Researchers have discovered a large-scale phishing scheme that aims to steal Bitcoins and obtain blockchain wallet details.
According to a blog post by Artsiom Holub, Dhia Mahjoub and Jeremiah O'Connor at OpenDNS, the focus on Bitcoin is down to it being easier to steal than normal cash.
The new phishing campaign was spotted by security researchers from Cyren at the beginning June, when a phishing campaign using the domain blocklchain[.]info as its web address began to spread using Google AdWords.
The OpenDNS team spotted that websites hosted on certain IP addresses had a history of abuse and were behind other scams and malicious websites in the past, such as fake banking and iCloud websites and more.
“Given this shady content, we blocked the entire IP Range for our customers and as a reference, we provide the list of domains on the 22.214.171.124/24 range,” said the researchers.
Further investigation revealed that the IP address belonged to a firm registered in the Seychelles called Novogara. It was previously known as QUASINETWORKS. Prior to that, it was named Ecatel and was based in the Netherlands until December 2015.
Novogara is known as a “bulletproof hosting provider”, which gives protection to customers regardless of whether or not they are involved in criminal activities. As Ecatel, it was subject in 2012 to DDoS attacks by Anonymous for hosting child porn.
Cross-referencing hosted domains and Whois registrations identified six different emails used to register blockchain spoof domains.
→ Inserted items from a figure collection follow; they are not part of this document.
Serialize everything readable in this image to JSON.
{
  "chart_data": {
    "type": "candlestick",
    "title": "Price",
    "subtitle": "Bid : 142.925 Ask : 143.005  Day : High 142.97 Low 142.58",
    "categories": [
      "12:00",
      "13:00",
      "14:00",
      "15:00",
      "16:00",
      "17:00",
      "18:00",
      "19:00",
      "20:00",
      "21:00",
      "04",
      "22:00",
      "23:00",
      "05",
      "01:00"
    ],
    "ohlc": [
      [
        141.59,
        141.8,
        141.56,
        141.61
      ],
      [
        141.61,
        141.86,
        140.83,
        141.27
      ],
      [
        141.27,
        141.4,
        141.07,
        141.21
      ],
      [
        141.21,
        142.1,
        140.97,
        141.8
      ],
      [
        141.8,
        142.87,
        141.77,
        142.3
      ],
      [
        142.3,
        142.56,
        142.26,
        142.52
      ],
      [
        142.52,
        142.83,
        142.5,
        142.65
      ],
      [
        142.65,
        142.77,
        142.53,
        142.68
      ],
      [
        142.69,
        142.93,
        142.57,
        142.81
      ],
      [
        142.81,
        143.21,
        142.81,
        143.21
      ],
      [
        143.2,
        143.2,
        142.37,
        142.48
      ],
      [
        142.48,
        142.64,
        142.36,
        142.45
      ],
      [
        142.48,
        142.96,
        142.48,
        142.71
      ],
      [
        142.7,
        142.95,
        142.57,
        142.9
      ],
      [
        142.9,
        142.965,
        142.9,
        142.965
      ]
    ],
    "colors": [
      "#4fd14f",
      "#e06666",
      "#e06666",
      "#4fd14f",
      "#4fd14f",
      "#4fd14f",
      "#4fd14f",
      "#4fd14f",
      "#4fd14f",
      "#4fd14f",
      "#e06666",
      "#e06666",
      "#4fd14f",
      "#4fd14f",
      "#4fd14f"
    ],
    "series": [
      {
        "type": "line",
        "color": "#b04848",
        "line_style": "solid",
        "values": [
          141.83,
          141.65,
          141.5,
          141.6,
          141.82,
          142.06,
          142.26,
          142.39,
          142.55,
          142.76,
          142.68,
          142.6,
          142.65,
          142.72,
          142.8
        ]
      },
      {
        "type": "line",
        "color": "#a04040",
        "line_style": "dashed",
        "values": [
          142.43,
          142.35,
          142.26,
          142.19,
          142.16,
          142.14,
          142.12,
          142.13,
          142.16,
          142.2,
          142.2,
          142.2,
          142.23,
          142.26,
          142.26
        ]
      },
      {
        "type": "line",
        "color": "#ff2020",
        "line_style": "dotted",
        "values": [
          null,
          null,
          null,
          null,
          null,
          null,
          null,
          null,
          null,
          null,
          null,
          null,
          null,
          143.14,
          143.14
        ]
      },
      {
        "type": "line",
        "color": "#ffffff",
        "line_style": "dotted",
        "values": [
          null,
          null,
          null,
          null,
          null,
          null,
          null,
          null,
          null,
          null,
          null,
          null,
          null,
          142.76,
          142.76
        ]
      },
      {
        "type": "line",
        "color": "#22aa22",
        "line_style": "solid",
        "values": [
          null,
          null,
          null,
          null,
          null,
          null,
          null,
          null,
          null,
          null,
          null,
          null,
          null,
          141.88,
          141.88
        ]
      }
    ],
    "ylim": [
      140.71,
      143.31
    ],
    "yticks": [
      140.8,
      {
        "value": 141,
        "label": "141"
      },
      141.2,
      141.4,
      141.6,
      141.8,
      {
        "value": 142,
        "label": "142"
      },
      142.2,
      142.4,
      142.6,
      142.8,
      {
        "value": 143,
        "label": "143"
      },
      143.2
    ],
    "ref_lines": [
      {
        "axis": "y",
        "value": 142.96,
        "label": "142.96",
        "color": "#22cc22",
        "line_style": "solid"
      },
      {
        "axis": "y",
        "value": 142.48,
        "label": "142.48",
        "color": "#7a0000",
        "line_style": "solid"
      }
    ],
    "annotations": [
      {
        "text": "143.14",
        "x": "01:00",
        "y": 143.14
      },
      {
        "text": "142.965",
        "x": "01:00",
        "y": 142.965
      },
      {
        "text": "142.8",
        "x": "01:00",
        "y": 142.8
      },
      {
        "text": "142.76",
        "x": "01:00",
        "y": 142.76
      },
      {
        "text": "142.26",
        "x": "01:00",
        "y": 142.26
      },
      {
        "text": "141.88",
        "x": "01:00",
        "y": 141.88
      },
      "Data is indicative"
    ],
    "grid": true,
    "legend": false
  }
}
“Investigating IP space, name servers and Whois indicators sheds light on how frequently criminal actors recycle their infrastructures and resources, and makes evident just how heavily they rely on bulletproof offshore hosting providers to deliver their malware and phishing campaigns,” said the researchers.
They added that as cryptocurrency technologies gain momentum, so too will a new set of security problems, so it's imperative these online wallet companies deploy proper security methods to protect against this new wave of targeted phishing and typosquatting attacks.
“Rogue and bulletproof hosting providers continue to provide a safe haven for these malware and phishing campaigns. Our objective at OpenDNS is to track and predictively block malicious content via DNS traffic analysis and proactive monitoring of various indicators such as IP space, Whois, and SSL certs,” they said.
Jamie Moles, principal security consultant at Lastline, told SCMagazineUK.com that the most likely people to fall for this are individuals who while technical enough to be involved in the use of bitcoins (it's still a fairly niche game) are not cyber-security savvy.
“There has been an uptake in bitcoin usage by victims of ransomware over the past 12 months and many of these individuals are barely technical enough to get bitcoin up and running in order to pay a ransom and save their data – potentially just the kind of person who could fall for a well-crafted phishing email and unlikely to be protected by any significant APT detection solution,” he said.
In a side note, Bitcoin's price broke the US$775 (£530) barrier on Friday, trading briefly at a $778.70 high not seen since early February, 2014.